La bellezza del somaro: recensione

IL SOMARO DALLE MOLTE ASPETTATIVE NON ENTUSIASMA

È un paese per vecchi secondo Castellitto, e la bellezza del somaro ne è la rappresentazione grottesca. Sa un po’ del teatrale l’ultimo film del regista romano, da pochi giorni in sala, tratto dall’omonimo libro della moglie Margaret Mazzantini. La rappresentazione ironica di una società in crisi, anzi di una generazione che vede cinquantenni che sono stati, e sono tuttora, succubi dei genitori, e ora nuovamente succubi dei figli adolescenti. Un’aspra critica al perbenismo di quei borghesi radical chic che volevano la rivoluzione del 68 e sono invece diventati come i loro genitori, anzi peggio, perché fingono di essere qualcosa di diverso. Più liberali, più tolleranti, più comprensivi verso i loro figli, mentre non potrebbero essere più distanti. Un cliché quello che viene proposto, la solita storia della generazione che voleva cambiare il mondo invece non c’è riuscita, la solita critica verso coloro che si sono adagiati sui privilegi dell’essere borghesi e benestanti. Gli unici a sembrare ancora saggi sono i figli, che si analizzano, si criticano a vicenda da amici ma in modo costruttivo a differenza dei genitori che si offendono in modo aggressivo e senza motivi apparenti.

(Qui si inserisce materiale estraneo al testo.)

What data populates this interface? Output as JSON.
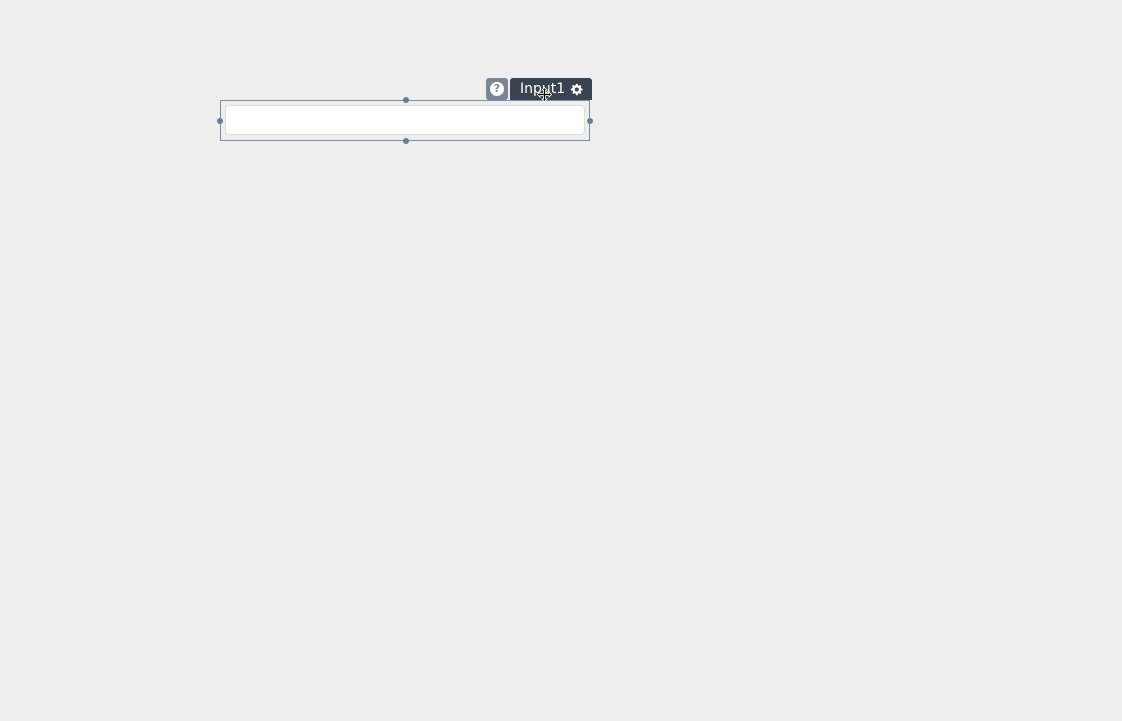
{
  "widget": {
    "name_label": "Input1",
    "help_icon": "question-circle-icon",
    "settings_icon": "gear-icon",
    "input_value": "",
    "input_placeholder": ""
  },
  "colors": {
    "canvas_bg": "#eeeeee",
    "tag_bg": "#3a444e",
    "help_bg": "#7a8694",
    "selection_border": "#7d8c9f",
    "handle": "#6c7d92"
  }
}
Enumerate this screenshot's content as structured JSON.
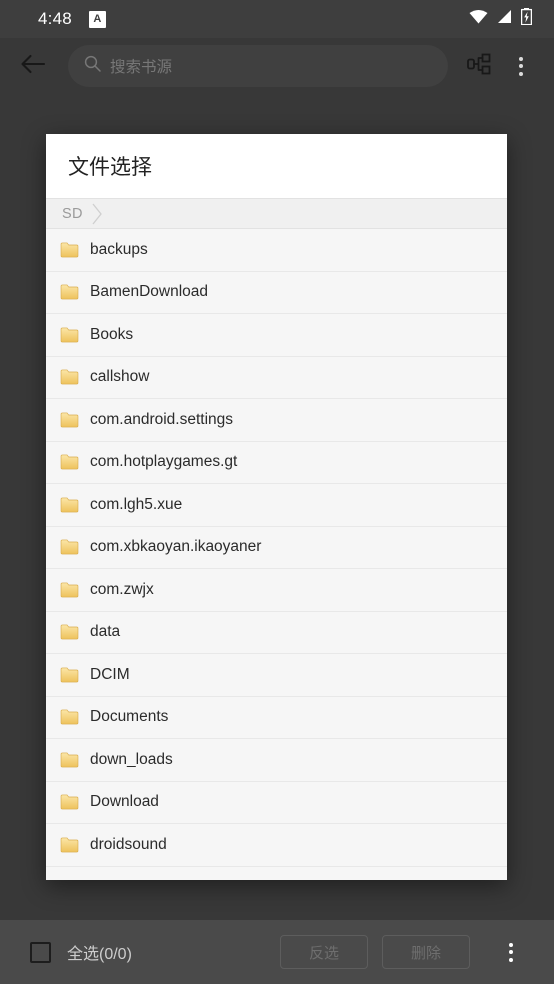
{
  "status_bar": {
    "time": "4:48",
    "notification_badge": "A",
    "icons": [
      "wifi-icon",
      "cellular-signal-icon",
      "battery-charging-icon"
    ]
  },
  "app_bar": {
    "back_icon": "arrow-left-icon",
    "search": {
      "placeholder": "搜索书源",
      "value": "",
      "icon": "search-icon"
    },
    "tree_icon": "hierarchy-tree-icon",
    "overflow_icon": "more-vertical-icon"
  },
  "dialog": {
    "title": "文件选择",
    "breadcrumb": [
      {
        "label": "SD"
      }
    ],
    "files": [
      {
        "name": "backups",
        "type": "folder"
      },
      {
        "name": "BamenDownload",
        "type": "folder"
      },
      {
        "name": "Books",
        "type": "folder"
      },
      {
        "name": "callshow",
        "type": "folder"
      },
      {
        "name": "com.android.settings",
        "type": "folder"
      },
      {
        "name": "com.hotplaygames.gt",
        "type": "folder"
      },
      {
        "name": "com.lgh5.xue",
        "type": "folder"
      },
      {
        "name": "com.xbkaoyan.ikaoyaner",
        "type": "folder"
      },
      {
        "name": "com.zwjx",
        "type": "folder"
      },
      {
        "name": "data",
        "type": "folder"
      },
      {
        "name": "DCIM",
        "type": "folder"
      },
      {
        "name": "Documents",
        "type": "folder"
      },
      {
        "name": "down_loads",
        "type": "folder"
      },
      {
        "name": "Download",
        "type": "folder"
      },
      {
        "name": "droidsound",
        "type": "folder"
      }
    ]
  },
  "bottom_bar": {
    "select_all_label": "全选(0/0)",
    "select_all_checked": false,
    "invert_label": "反选",
    "delete_label": "删除",
    "overflow_icon": "more-vertical-icon"
  },
  "colors": {
    "scaffold_background": "#424242",
    "status_bar_background": "#3e3e3e",
    "bottom_bar_background": "#4a4a4a",
    "dialog_background": "#ffffff",
    "list_background": "#f6f6f6",
    "breadcrumb_background": "#f0f0f0",
    "folder_icon": "#f2ce73",
    "primary_text": "#2b2b2b",
    "muted_text": "#9a9a9a",
    "disabled_button_text": "#6e6e6e"
  }
}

Molti stereotipi con il privilegio di essere raccontati rubando qualche risata per l’assurdità di certe situazioni che si vengono a creare. Un comico-grottesco che ricorda il teatro di qualche tempo fa, perduto e allo stesso tempo assolutamente affascinante. Al centro del racconto l’amore, tra una sedicenne e un settantenne, approvato dai coetanei di lei, e che fa ribrezzo agli adulti solo perché in lui vedono la proiezione di loro stessi. Non è da bocciare del tutto, lo consiglio per rifletterci un po’.